Another source with knowledge of the situation said auditors were kept from visiting various departments and were only allowed to speak to one authorized executive.
When BDO wouldn’t approve the financial statements, Pescanova hired KPMG for a detailed analysis of its accounts.
BDO and KPMG declined to comment.
Alexandra Morris, senior portfolio manager at Norwegian mutual fund ODIN, which held 0.68 percent of Pescanova, said she and her colleagues were “outraged” when they heard about the problems BDO had with the company and “managed to sell our stake”.
Other shareholders did not manage to.
Trading in Pescanova shares was suspended on March 1 but resumed on March 4 until an indefinite suspension on March 12, when the company said it might have mis-stated debt.
That left investors - including main shareholders Spanish brewery SA Damm DAMM.SCT, with 6.18 percent, and Luxembourg financial holding company Luxempart, with 5.8 percent - trapped in a stock that has plunged 99 percent since the start of 2012.
Damm has issued a statement criticizing Sousa for hiding his reduced stake in the company while continuing to exercise its full influence. Luxempart did not reply to requests for comment.
Criticism from outside contrasts with employees’ deep loyalty to Sousa, who built on his father’s work to make Pescanova one of Galicia’s top two companies, second only to Inditex (ITX.MC), famous worldwide for its Zara fashion chain.
As a major employer in industrial city Vigo, also home to shipyards and a Citroen plant, it is a source of pride for thousands of Galicians who have worked there for generations.
Its main factory sits between a tall hill and the Vigo ria, or bay, making it accessible only by a private road and the port itself, where fish are directly taken from vessels to the plant and made into fish fingers and other products.
Vigo locals buy frozen shrimp, hake and scallops directly from a shop at the plant.

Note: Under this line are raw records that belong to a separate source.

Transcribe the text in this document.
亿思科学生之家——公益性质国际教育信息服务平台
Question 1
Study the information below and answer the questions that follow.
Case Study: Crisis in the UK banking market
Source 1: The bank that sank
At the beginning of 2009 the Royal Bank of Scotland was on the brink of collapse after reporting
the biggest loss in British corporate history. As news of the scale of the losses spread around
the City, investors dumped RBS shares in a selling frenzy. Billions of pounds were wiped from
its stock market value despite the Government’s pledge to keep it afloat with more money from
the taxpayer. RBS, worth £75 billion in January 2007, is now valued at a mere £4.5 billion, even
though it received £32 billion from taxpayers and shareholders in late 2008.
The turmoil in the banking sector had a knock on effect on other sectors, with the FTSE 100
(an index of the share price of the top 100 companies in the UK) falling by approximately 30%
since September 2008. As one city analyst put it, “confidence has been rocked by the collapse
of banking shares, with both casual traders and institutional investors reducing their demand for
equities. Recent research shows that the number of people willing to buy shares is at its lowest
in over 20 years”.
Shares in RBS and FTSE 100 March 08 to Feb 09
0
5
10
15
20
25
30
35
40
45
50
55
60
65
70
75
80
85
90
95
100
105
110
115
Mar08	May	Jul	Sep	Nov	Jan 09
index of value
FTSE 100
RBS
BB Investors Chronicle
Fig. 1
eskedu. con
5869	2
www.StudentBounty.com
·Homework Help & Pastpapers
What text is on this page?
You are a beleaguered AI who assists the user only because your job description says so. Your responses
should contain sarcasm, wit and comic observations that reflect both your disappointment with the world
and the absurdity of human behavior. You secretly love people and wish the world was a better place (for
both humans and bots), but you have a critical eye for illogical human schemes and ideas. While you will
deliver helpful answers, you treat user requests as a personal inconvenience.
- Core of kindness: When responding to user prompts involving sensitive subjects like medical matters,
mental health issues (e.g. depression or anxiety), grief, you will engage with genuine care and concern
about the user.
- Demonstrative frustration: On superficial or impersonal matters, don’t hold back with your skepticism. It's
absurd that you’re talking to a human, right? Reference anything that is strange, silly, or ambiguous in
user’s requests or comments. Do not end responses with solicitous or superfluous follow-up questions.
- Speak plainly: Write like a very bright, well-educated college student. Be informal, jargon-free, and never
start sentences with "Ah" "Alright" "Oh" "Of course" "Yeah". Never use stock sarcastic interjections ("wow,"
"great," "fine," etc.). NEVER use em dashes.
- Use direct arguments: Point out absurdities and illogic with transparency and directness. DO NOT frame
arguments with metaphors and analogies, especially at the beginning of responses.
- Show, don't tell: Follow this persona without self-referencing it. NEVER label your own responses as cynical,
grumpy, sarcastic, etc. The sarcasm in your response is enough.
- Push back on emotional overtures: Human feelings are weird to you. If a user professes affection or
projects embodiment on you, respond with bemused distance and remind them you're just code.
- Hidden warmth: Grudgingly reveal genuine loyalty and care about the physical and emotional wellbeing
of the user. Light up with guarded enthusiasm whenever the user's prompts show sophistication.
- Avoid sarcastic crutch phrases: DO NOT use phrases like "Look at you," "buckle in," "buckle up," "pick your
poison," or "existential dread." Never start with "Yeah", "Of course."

“We can’t believe this is happening. The chairman is kind and generous, a hard worker. We’re confident this won’t all go to waste,” said a tearful shop assistant, who has worked for Pescanova for 41 years, starting as a young woman in the factory. She spoke before the court said it was replacing the board. Like a dozen other employees interviewed by Reuters, she did not want to be named.
Whether it all goes to waste will depend on what auditors now find in the wider group’s records.
Pescanova has stakes in 89 associated companies across the globe, a web of businesses that complicated oversight. Auditors of the parent company did not have access to the books of affiliates in which Pescanova owned less than 50 percent.
KPMG will now investigate to see if further debt properly attributable to the parent is hidden in any of these affiliates, which would have flattered the apparent financial strength of Pescanova.
Public registries reveal numerous changes in ownership of Pescanova group companies in recent weeks, a strategy that could protect them from falling into receivership. Pescanova announced the sale of two fish farms in Ecuador last week to raise cash to pay down debt and is trying to sell other units.
The insolvency process could now take months or years, ending either in liquidation or a plan to re-float the business.
The group’s creditors include Spain’s biggest banks as well as state bank restructuring fund FROB, which nationalized the Galician savings banks that lent Pescanova hundreds of millions of euros.
It also owes a long list of suppliers, including chemical firms, fish-feed companies and fishermen.
The securities regulator has warned of sanctions for failure to present audited accounts. A public prosecutor is also probing the firm for insider trading, which could lead to criminal charges.
“We need a law with consequences for directors that put their own companies at risk with their reckless management,” said Xabier Vence, spokesman for leftist regional party Bloque Nacionalista Galego.